Dirigente delle autostrade sotto accusa per l'incidente di 9 anni fa

Era stato rinviato a giudizio con l'accusa di omicidio colposo, per un incidente avvenuto nel 2009 sull'autostrada A7 resa scivolosa dalla pioggia gelata. Secondo il pubblico ministero l'autostrada avrebbe dovuto essere chiusa. Chiesti 6 mesi di reclusione. Il giudice deciderà a marzo

CRONACA – Ci fu negligenza nella condotta di un dirigente della concessionaria autostradale del tratto Serravalle Milano la sera del 23 dicembre 2009? Lo stabilirà il giudice che ha fissato la lettura della sentenza per il prossimo 8 marzo. Per quel fatto è finito a processo Claudio Palastanga, 63 anni, di Gravedona. Aveva nevicato ma sull'autostrada era stato gettato il sale, “in quantità superiore a quello necessario”, per non fare gelare la neve. Arrivò però il gelicidio, la pioggia gelata, evento non prevedibile o, per lo meno, non si può prevedere dove esattamente colpirà.
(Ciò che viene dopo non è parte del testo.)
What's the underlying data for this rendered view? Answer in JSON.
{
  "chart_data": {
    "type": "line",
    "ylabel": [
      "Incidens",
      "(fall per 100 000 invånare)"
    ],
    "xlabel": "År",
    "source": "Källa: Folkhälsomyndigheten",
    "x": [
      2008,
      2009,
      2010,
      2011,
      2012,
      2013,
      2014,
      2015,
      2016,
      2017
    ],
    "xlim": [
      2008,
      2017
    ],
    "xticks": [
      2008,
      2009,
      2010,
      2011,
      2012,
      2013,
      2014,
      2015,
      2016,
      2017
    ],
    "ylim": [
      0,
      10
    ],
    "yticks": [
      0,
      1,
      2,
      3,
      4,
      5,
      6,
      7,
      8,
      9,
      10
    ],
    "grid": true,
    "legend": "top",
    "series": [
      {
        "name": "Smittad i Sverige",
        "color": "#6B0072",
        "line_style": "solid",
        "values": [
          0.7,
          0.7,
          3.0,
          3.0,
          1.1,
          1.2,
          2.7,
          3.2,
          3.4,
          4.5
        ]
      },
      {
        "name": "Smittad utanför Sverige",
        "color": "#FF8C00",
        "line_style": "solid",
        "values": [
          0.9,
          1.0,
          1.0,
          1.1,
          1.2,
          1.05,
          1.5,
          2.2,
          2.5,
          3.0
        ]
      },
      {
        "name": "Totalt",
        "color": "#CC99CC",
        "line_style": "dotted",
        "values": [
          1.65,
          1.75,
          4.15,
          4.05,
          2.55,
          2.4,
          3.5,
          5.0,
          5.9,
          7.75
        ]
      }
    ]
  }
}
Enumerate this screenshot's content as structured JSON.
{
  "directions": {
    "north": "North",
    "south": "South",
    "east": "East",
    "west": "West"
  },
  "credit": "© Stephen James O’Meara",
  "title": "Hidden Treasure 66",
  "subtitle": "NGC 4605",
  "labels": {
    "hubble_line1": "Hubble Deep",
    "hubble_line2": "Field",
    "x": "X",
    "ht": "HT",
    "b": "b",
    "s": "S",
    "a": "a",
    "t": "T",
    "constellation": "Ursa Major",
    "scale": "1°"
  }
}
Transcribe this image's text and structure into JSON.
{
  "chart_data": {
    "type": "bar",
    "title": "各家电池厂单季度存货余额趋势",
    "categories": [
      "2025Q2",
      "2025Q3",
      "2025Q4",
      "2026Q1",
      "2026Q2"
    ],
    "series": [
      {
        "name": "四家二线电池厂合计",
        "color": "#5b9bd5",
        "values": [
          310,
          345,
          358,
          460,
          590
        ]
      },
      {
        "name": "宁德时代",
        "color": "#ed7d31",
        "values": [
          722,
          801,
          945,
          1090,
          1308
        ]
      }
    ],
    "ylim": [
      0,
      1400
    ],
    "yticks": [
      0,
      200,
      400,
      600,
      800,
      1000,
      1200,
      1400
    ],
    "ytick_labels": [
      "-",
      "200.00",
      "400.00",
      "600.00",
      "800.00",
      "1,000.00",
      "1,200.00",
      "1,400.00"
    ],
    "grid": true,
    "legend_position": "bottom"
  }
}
Secondo il pubblico ministero che sostiene l'accusa, però, nel tardo pomeriggio di quel giorno, iniziarono ad arrivare segnalazioni di auto che perdevano il controllo, che uscivano di strada. E l'autostrada rimase aperta. L'incidente nel quale rimase ferito un automobilista di Milano fu segnalato verso le 18,15. Quindi dopo che erano già arrivate altre chiamate ai centralini della polizia stradale, la quale, secondo quanto sostenuto in aula da Pm, avrebbe avvisato di conseguenza anche gli uffici della concessionaria.
L'automobilista venne ricoverato all'ospedale di Pavia e morì dopo qualche tempo. Secondo la procura, però, ci potrebbe essere una responsabilità di chi aveva la facoltà di chiudere il tratto autostradale, tra Castelnuovo e Pavia. Una errata valutazione della situazione? L'accusa è di omicidio colposo.
Per questo chiede che il dirigente venga condannato a 6 mesi di reclusione. La difesa, sostenuta da dagli avvocati Roberto Cavallone e Fausto Bellato chiede invece l'assoluzione per non aver commesso il fatto.